Voilà en tout cas une série remarquable, qui nous rassure quant à la capacité du genre à produire de véritables "œuvres cinématographiques" sans budget dispendieux ni renfort marketing.
[Critique écrite en 2018]
Saison 2 :
Je trouvais cela a priori improbable mais Alan Cubitt a réussi à ce que la seconde saison de son "The Fall" soit encore meilleure que la première, et frôle même la perfection, si l'on excepte le dernier épisode malheureusement un peu laborieux... Et il a fait ça en exacerbant encore les partis pris de la série du refus des facilités habituelles du thriller, en ralentissant encore le déroulement d'un scénario heureusement réduit à l'essentiel (les autres fils narratifs, parfois criticables car plus simplistes, sont désormais abandonnés), et se concentrant sur l'impact de l'action sur l'être humain. Le personnage fascinant interprété par Gillian Anderson laisse entrevoir ses faiblesses humaines derrière le masque de dure et froide perfection qu'elle portait jusqu'alors, sans pour autant tomber dans les clichés psychologiques à la petite semaine qui caractérisent tant de séries TV. Jamie Dorman mérite une fois encore tous les éloges pour son interprétation toute en retenue d'un "monstre", adepte du contrôle absolu qui voit sa "domination du monde", jusque là parfaitement établie, s'effondrer sous les coups d'un hasard malin...

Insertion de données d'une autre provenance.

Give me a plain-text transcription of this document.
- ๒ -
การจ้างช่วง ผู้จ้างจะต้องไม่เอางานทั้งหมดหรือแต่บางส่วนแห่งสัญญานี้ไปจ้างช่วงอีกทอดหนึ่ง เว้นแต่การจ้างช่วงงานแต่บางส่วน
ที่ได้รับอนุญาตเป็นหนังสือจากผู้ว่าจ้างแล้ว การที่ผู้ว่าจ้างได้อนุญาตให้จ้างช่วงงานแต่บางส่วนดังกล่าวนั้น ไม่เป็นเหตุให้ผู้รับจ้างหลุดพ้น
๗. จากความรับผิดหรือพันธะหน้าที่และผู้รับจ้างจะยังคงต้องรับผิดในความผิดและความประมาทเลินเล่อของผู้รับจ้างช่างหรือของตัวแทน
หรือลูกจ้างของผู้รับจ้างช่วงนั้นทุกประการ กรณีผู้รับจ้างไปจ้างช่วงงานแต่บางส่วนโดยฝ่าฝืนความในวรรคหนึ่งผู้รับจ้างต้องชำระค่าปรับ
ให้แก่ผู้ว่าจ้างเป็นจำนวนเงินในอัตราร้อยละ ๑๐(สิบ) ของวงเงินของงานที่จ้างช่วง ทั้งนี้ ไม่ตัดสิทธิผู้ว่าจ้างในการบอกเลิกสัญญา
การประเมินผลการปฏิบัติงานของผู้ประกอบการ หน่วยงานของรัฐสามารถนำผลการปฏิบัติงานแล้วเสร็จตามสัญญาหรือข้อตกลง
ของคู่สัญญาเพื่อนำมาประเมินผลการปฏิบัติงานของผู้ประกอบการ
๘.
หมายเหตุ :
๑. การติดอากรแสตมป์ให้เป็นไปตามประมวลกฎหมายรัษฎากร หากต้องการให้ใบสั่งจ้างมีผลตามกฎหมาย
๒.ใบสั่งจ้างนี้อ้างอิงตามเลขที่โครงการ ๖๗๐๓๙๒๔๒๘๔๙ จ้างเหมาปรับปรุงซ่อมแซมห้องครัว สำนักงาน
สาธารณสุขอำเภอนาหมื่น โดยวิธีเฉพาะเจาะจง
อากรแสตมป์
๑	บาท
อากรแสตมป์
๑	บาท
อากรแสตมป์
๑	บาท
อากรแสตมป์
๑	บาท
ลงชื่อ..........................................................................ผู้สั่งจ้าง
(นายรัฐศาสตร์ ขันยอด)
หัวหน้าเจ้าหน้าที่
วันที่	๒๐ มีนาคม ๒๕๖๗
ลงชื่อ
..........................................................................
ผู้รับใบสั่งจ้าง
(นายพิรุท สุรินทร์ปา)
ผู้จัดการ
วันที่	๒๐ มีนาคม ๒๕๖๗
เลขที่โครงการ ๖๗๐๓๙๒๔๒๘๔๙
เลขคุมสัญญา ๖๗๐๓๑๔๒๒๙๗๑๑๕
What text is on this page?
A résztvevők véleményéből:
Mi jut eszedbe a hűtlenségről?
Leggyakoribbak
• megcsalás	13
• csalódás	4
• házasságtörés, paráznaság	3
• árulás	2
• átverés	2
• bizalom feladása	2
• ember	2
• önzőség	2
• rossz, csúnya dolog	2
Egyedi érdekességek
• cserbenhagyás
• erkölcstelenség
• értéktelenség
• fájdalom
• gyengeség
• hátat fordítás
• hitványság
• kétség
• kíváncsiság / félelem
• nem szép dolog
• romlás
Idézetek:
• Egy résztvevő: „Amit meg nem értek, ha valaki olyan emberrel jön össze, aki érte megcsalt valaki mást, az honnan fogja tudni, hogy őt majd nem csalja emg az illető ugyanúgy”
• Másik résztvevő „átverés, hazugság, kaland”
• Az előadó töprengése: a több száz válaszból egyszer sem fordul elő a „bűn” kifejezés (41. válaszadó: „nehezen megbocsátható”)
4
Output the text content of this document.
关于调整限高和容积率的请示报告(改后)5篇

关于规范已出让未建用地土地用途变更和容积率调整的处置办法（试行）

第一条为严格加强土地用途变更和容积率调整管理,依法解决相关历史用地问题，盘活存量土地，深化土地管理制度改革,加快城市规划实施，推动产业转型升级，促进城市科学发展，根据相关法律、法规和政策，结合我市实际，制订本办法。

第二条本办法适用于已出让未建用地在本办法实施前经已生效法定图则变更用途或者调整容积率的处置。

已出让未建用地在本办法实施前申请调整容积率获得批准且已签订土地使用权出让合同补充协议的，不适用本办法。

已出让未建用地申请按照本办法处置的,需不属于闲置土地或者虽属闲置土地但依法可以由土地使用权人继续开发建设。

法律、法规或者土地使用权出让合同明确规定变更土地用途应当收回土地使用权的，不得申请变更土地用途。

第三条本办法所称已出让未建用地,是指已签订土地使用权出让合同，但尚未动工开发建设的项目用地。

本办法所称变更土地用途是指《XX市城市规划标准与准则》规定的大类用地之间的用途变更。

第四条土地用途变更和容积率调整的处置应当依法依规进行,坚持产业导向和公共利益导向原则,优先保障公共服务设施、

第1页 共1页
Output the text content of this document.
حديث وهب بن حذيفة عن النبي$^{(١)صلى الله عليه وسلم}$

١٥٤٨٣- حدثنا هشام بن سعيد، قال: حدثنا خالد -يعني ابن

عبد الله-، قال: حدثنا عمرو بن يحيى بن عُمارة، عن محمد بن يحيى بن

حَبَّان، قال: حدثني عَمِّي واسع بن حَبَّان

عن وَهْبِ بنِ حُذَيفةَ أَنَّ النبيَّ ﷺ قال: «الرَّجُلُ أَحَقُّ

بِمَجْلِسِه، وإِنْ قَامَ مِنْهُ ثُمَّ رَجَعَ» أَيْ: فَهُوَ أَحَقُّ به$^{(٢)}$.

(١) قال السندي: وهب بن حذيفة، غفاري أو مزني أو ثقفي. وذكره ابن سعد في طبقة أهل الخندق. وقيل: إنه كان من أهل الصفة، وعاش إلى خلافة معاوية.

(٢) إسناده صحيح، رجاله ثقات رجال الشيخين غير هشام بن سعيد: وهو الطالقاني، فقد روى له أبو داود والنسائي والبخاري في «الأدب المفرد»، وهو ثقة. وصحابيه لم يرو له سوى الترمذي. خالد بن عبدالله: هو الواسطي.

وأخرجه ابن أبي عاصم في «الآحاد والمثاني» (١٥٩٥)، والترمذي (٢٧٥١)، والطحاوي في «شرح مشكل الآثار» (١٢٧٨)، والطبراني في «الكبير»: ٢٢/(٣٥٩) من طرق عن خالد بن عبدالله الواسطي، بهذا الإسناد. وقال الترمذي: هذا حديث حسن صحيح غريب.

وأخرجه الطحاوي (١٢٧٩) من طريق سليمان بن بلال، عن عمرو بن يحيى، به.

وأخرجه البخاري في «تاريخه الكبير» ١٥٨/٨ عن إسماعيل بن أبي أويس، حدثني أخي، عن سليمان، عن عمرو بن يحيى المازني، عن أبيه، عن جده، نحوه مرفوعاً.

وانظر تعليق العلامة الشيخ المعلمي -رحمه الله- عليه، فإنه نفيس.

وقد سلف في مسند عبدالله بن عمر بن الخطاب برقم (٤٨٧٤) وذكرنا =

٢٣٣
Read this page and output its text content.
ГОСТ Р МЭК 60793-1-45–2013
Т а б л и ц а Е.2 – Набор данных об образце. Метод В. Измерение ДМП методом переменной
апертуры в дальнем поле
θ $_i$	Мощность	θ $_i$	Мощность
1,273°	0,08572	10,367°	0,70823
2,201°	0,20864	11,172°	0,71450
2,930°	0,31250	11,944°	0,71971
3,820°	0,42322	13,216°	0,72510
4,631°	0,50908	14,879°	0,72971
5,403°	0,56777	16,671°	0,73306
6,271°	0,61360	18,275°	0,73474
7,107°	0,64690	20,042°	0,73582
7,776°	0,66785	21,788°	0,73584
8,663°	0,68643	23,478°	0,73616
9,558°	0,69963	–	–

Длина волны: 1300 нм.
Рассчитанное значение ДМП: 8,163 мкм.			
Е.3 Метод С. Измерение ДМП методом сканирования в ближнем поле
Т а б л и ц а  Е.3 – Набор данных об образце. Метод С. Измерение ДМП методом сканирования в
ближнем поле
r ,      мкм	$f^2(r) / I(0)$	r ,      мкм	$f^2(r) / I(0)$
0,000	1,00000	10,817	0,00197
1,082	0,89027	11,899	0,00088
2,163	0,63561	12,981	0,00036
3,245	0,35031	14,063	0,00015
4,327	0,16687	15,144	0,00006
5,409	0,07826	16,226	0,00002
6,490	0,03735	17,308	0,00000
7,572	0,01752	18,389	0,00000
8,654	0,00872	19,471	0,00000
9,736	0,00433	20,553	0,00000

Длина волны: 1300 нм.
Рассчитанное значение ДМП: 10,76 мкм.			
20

Le résultat est tout simplement sidérant d'intelligence et de subtilité, sans pour autant manquer de pics émotionnels, comme les éprouvantes vidéo de la jeune femme séquestrée. Pourvu que ces choix soient confirmés dans une dernière saison, dont on peine d'ailleurs à imaginer le sujet, et "The Fall" pourrait bien entrer dans le Top 10 des meilleures séries TV modernes.
[Critique écrite en 2018]
Saison 3 :
Ah, cette fameuse troisième saison de "The Fall", tellement décriée ! Il ne s'y passe rien, on s'y ennuie, etc. Pas faux, pas faux, et pourtant… Qui a jamais dit, hormis les (nombreux) fans du cinéma de divertissement hollywoodien, que pour être bon, voire grand, le Cinéma (et par extension la Série TV...) devait être trépidant ? Ce qu'ose Cubitt ici, et qui est ma foi, sacrément culotté, c'est nous montrer ce qui se passe après. Après le mot fin de 99,9% des récits de fiction : quel a été l'impact du drame sur ses protagonistes, quelle pourra être la suite de leur vie, s'il y en a une… et puis aussi l'éternel retour sur ces questions qui hanteront tous ceux qui ont croisé la route de "l'étrangleur de Belfast" : qu'est-ce qui a pu faire qu'on en soit arrivé là ? Une démarche complexe, inhabituelle, qui passe par un scénario complexe qui suit en parallèle l'enquête dans le passé de Paul Spector, les tentatives d'un cabinet d'avocat pour sauver leur client insauvable, le lent effondrement de 'inspectrice Gibson dont les fêlures des saisons précédentes sont devenues des gouffres, et l'ultime manipulation (ou pas) du psychopathe, jouant d'une amnésie dont nous ne saurons jamais - et c'est très bien comme ça - si elle était simulée ou non. Le dernier épisode, saisissant, met un terme à ce long voyage d'une vingtaine d'heures dans ce que l'on pourrait appeler "les coulisses" du récit désormais trop classique de "serial killer", et nous donne envie d'écrire que, après "The Fall", il sera bien difficile d'aller plus loin dans le genre.